USC expects to sell an average of 55,000 seats for each 2011 home football game to the general public, Tallant said
The highest grossing home football game in 2010 is projected to be Clemson ($3.92 million) followed closely by Florida ($3.56 million). Those are the only home contests expected to surpass the $3 million threshold, though Auburn ($2.95 million) is forecasted to come close.
However, because USC contributes about 10 percent of gross ticket sales from the Clemson game to university scholarships and pays the Tigers a guarantee of $250,000 (the Tigers pay USC the same amount in even numbered years), the contest expected to produce the highest net yield for the school is Florida ($3.21 million) followed by Clemson ($2.99 million).
The lowest yield? Navy, of course. Because USC is paying almost $1 million to the Midshipmen, the net profit from the Sept. 17 home opener is expected to be about $650,000.

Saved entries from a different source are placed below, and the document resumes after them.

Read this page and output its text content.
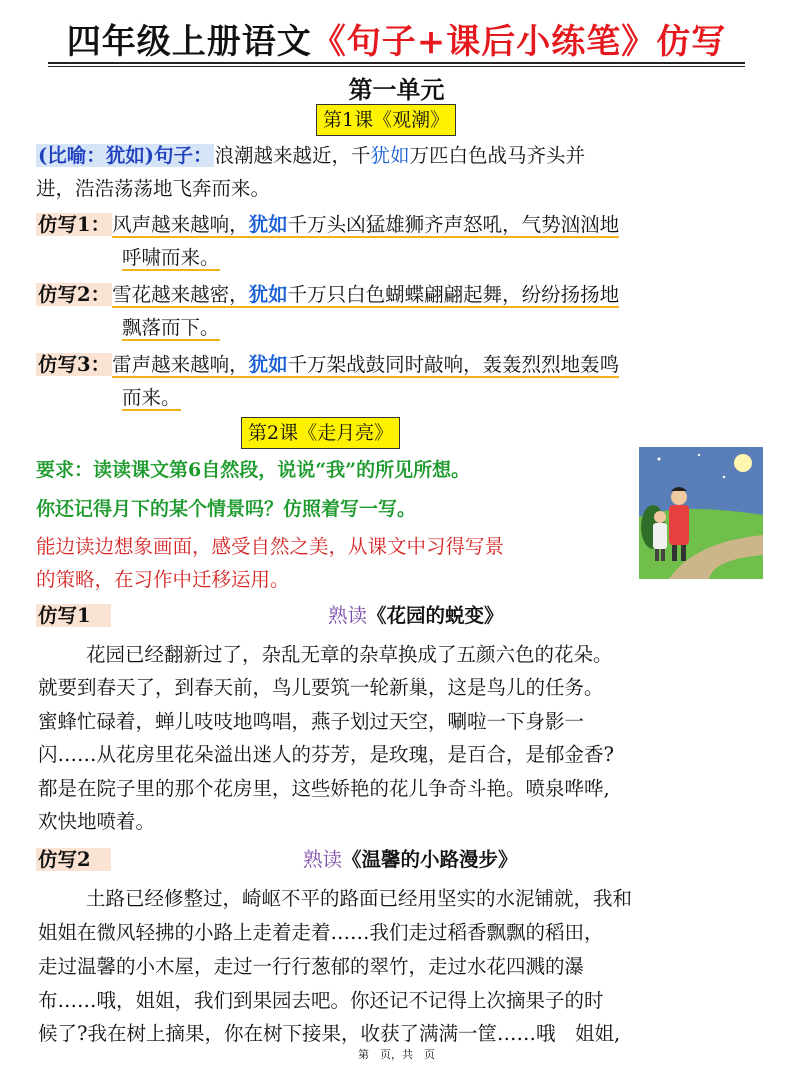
四年级上册语文《句子+课后小练笔》仿写
第一单元
第1课《观潮》
(比喻：犹如)句子： 浪潮越来越近，千犹如万匹白色战马齐头并
进，浩浩荡荡地飞奔而来。
仿写1： 风声越来越响，犹如千万头凶猛雄狮齐声怒吼，气势汹汹地
呼啸而来。
仿写2： 雪花越来越密，犹如千万只白色蝴蝶翩翩起舞，纷纷扬扬地
飘落而下。
仿写3： 雷声越来越响，犹如千万架战鼓同时敲响，轰轰烈烈地轰鸣
而来。
第2课《走月亮》
要求：读读课文第6自然段，说说“我”的所见所想。
你还记得月下的某个情景吗？仿照着写一写。
能边读边想象画面，感受自然之美，从课文中习得写景
的策略，在习作中迁移运用。
仿写1	熟读《花园的蜕变》
花园已经翻新过了，杂乱无章的杂草换成了五颜六色的花朵。
就要到春天了，到春天前，鸟儿要筑一轮新巢，这是鸟儿的任务。
蜜蜂忙碌着，蝉儿吱吱地鸣唱，燕子划过天空，唰啦一下身影一
闪……从花房里花朵溢出迷人的芬芳，是玫瑰，是百合，是郁金香?
都是在院子里的那个花房里，这些娇艳的花儿争奇斗艳。喷泉哗哗,
欢快地喷着。
仿写2	熟读《温馨的小路漫步》
土路已经修整过，崎岖不平的路面已经用坚实的水泥铺就，我和
姐姐在微风轻拂的小路上走着走着……我们走过稻香飘飘的稻田，
走过温馨的小木屋，走过一行行葱郁的翠竹，走过水花四溅的瀑
布……哦，姐姐，我们到果园去吧。你还记不记得上次摘果子的时
候了?我在树上摘果，你在树下接果，收获了满满一筐……哦　姐姐,
第　页，共　页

The second largest revenue source is the SEC. The USC athletic dept. has conservatively estimated the school's payout next year at $17.7 million, while the Gamecock Club is projected to bring in $12.24 million into the athletic department's coffers, while premium seat licenses (YES Program) should amount for about $3.94 million.
The school should see an increase in payouts from Under Armour in accordance with a new six-year $19 million apparel contract expected to be finalized soon with the company.
USC received $1.5 million from the SEC because Auburn played in the BCS national championship game, Tallant said.
All of the funds generated from the YES program are utilized for improvements to athletic facilities, USC officials said.
USC plans to transfer about $13.37 million to the university, including $9.07 million for athletic scholarships and $1.75 million from TV monies received from the SEC and ESPN. Just as it does every two years, the home football game against Clemson on Nov. 26 will benefit the university's scholarship fund, and the athletic department expects to transfer $619,800 to the school for that purpose.
The largest expenses for the athletic department include salaries and benefits for athletic department employees ($24.52 million), scholarships ($9.07 million), general and administrative ($7.61 million), team travel ($4.31 million), game services ($3.54 million), supplies and equipment ($3.78 million) and guarantees ($2.24 million).
Payments on the school's debt service are projected to total $4.46 million in FY 2011-2012. Total athletic department debt should rise to about $128 million when the bonds are issued for the football practice facility improvements and the significant upgrades to the softball stadium. Those two projects - both of which have received Phase I approval - are expected to cost a combined $9.5 million.
USC projects total expenditures and transfers at $78.38 million for a gross profit of $658,507. Those monies will be transferred to the department's reserve fund, which is expected to total $12.04 million by this time next year, an increase of 5.7 percent.
Since Hyman took over as athletic director at USC on July 1, 2005, the USC athletic department has adopted zero-based budgeting.
PROJECTED SOURCES OF ATH. DEPT. REVENUE IN 2011-2012
Ticket Sales - $19.25 million
SEC Payout - $17.7 million
Gamecock Club - $12.24 million
Other Revenue - $11.63 million*
Gifts and Donations - $6.41 million
Seat Licenses (YES) - $3.94 million
Student Fees - $2.21 million
Guarantees - $305,000.
* Includes licensing and royalty payments, Under Armour, ISP, marketing, merchandising, etc.